Bunu söyleyen adam, “komşularla sıfır sorun” politikasının sahibi.
Ama burada asıl ürkütücü olan, bir adamın “doksan bin insanı ölüme gönderebileceğini” bu kadar soğukkanlı bir biçimde söyleyebilecek kadar gözünün kararması.
Bir de bunu Sarıkamış’ta söylüyor, Sarıkamış’ta öldürdüğümüz gibi öldürtecekmiş insanları.
Bugün Ayşe Hür Sarıkamış’ı daha detaylı anlatıyor, okursunuz.
Sarıkamış, askerî tarihin en büyük facialarından biridir, Enver Paşa’nın bencilliği ve yeteneksizliği yüzünden doksan bin genç çocuk, Sarıkamış dağlarında, düşmanı bile göremeden, tek kurşun atmadan, üstlerinde yazlık üniformalarıyla, ısınmak için ağaçlara sarılarak öldüler.
Ağaçlara sarılmış cesetleri donmuş halde bulundu.
Davutoğlu, bu ülkenin çocuklarını bir daha böyle öldürtecekmiş.
Bu laftaki insafsızlık, bencillik, insanları “böcek gibi gören” kibir, duyanı öfkeden çıldırtıyor doğrusu.
“Sen kimsin” demek istiyorsun, “sen kimsin doksan bin çocuğu ölüme gönderecek? Ne hakla onları öldürteceksin? Sen MHP’yle oy yarıştıracaksın diye biz çocuklarımızı ölüme mi göndereceğiz?”

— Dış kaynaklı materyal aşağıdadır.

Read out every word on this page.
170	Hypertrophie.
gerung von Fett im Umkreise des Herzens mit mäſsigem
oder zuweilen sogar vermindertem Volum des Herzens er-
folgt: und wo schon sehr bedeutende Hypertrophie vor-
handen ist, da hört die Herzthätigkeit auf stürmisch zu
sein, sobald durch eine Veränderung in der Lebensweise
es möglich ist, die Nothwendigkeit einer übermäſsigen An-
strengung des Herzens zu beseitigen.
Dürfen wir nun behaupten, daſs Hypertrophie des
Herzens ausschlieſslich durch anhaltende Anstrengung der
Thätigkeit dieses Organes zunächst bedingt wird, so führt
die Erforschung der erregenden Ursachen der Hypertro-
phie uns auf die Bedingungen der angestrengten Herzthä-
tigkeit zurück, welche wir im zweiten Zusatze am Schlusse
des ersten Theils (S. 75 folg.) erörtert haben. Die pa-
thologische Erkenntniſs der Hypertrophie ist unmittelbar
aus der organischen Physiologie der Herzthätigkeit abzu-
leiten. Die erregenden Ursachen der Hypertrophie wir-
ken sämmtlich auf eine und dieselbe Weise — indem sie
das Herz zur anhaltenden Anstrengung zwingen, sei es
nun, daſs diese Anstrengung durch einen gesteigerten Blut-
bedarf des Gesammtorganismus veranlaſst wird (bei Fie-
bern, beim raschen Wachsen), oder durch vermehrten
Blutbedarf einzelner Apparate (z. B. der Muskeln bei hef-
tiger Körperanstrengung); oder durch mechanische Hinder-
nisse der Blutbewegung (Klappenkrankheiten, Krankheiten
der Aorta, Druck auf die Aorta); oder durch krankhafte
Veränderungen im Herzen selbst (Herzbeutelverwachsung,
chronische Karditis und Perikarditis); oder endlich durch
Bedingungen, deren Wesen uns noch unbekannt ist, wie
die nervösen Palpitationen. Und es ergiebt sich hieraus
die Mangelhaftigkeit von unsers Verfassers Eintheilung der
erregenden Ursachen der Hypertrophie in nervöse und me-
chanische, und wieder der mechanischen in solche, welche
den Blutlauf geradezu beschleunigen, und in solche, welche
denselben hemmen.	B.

Davutoğlu, hiçbir şeyden değil sadece akademisyen kimliğinden utanacak bir izana sahip olsa, Sarıkamış’ta doksan bin çocuğumuzu daha ölüme göndermekten değil, “bir daha Enver Paşa gibi kendini bilmezlere çocuklarımızı öldürtmemekten” söz ederdi.
Ama “çocukları öldürtmeden” MHP’yle yarış olmuyor değil mi?
Neticede milliyetçilik, “en fazla çocuğu öldürme” yarışı.
Kim daha çok çocuk öldürtürse o daha çok “milliyetçi” oluyor.
Onun için yüzlerce büyükelçiyi toplayıp bir “Sarıkamış daha istiyor”, onun için “doksan bin çocuğu” daha feda edebileceğinizi söylüyorsunuz.
Onun için Kürt açılımını kapadınız, onun için Kürt halkının “iki dil” talebini Milli Güvenlik Kurulu ağzıyla inkâr ediyorsunuz, onun için 1998’de Mesut Yılmaz’ın kapattığı limanları açacak cesareti gösteremiyorsunuz.
MHP’yi yenmek için MHP’lileşiyorsunuz.
Mesut Yılmaz da aynen böyle yapmıştı.
Mesut Yılmaz da şimdi sizin sandığınız gibi “halkın oylarını çantada keklik” sanıyordu.
Bütün bu Cumhuriyet, bütün bu diktatörler, darbeciler, generaller, “efendiler”, halkı küçümsediler, halkın çocuklarını gözlerini kırpmadan öldürttüler, “milliyetçilik” yarışında hep halkı öldürterek öne geçmeye çabaladılar.
Şimdi de siz küçümseyin, şimdi de siz yalan söyleyin, şimdi de siz tarihi saptırın.
Eninde sonunda gideceğiniz yer, sizden öncekilerin gittiği yerdir.
Bu halk, gün gelir çocuklarını öldürtmeyecek, koruyacak birini çıkarır kendi içinden.